Harvard's great tenure battle is entering a new and more active stage. Yesterday morning the matter was first reported by metropolitan daily newspapers (hitherto Time has been the only publication to touch it), and it is certain that the coming salvos of publicity will force the Administration to play a different sort of game. Moreover, there has been intensified action on a number of University fronts; although none of the recently issued statements alters one whit the positions which have been previously taken.

Point for point, the arguments of Dean Ferguson and the Alumni are incontrovertible. But when they have been stated, they have proven absolutely nothing, because they are concerned with entirely different matters than are the Administration critics. They are looking at the College as a whole taken over a long period of time. From this point of view, it is possible to construct a neat set of figures which shows that the budget has declined and consequently has necessitated a drastic climination of men in the lower ranks; and which--by hook or crook--also shows that the total number of men in the middle group will not be reduced in the process.

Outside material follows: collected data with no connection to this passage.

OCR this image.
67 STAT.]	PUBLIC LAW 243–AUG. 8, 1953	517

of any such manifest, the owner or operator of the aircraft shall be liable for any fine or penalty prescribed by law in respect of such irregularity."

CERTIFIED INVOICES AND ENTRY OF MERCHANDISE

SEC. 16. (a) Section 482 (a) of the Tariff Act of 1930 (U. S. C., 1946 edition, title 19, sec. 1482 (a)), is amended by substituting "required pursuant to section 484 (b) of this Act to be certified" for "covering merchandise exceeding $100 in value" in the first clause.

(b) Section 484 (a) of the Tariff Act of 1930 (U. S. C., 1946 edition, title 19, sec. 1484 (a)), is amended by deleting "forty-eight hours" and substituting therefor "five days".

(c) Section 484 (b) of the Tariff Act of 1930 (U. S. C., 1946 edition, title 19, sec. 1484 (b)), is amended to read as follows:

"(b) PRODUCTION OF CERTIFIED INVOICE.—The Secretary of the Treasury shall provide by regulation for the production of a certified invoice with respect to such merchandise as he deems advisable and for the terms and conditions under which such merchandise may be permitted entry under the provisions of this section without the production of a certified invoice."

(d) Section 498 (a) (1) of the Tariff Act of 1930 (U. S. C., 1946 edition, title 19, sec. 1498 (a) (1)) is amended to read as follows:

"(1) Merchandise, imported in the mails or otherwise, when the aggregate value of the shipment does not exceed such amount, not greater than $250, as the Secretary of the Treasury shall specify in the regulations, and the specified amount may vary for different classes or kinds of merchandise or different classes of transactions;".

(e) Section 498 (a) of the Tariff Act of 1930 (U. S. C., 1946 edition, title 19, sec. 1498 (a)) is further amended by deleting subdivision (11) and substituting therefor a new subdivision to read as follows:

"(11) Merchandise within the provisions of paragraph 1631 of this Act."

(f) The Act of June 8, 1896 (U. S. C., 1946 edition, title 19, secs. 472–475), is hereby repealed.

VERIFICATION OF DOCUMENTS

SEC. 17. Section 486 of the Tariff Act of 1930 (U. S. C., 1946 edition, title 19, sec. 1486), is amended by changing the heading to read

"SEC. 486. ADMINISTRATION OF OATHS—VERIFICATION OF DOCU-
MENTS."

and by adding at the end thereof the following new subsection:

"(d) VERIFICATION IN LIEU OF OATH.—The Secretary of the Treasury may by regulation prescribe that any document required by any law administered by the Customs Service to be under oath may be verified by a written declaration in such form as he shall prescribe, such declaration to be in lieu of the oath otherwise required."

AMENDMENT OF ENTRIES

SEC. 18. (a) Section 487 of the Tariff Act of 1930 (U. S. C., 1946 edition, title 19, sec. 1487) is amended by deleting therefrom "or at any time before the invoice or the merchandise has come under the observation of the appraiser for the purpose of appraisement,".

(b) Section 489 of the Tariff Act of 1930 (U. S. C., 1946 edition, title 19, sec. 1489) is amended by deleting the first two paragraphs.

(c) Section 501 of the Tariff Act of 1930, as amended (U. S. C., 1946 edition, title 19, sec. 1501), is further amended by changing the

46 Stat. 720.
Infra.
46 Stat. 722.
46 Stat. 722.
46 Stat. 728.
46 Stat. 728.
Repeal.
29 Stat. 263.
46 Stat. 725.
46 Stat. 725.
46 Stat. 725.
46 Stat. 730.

The opponents of the Administration can simply ignore these figures, because they are looking at the problem from the point of view of a few departments taken at the present moment. Even if the College as a whole will have enough middle-groupers at some time in the blushing future, that does not help English, Government, or Biology now. The recent dismissals have hog-tied and rolled these departments. And the fact remains that--regardless of figures--this blow to education could have been avoided by a measure of flexibility in the appointment of associate professors and a willingness to appoint associates in some cases where predictable vacancies in the full professor rank are not ahead. The blow can still be avoided by acceptance of this policy coupled with some judicious reappointments.

Flexibility is and must be the keynote of the demands of Administration opponents. They are not slaves to figures as is the Administration for they realize that figures obliterate all human and educational values. They are not demanding a certain fixed number of additional "frozen" associates. Rather they are asking that the sole criteria for permanence on Harvard's teaching staff be teaching needs and the capabilities of the men involved. Such a request may sound wildly impossible in view of fixed and unalterable budgetary limitations. But the answer--the panacea--is flexibility in the system of appointment to the rank of associate professor.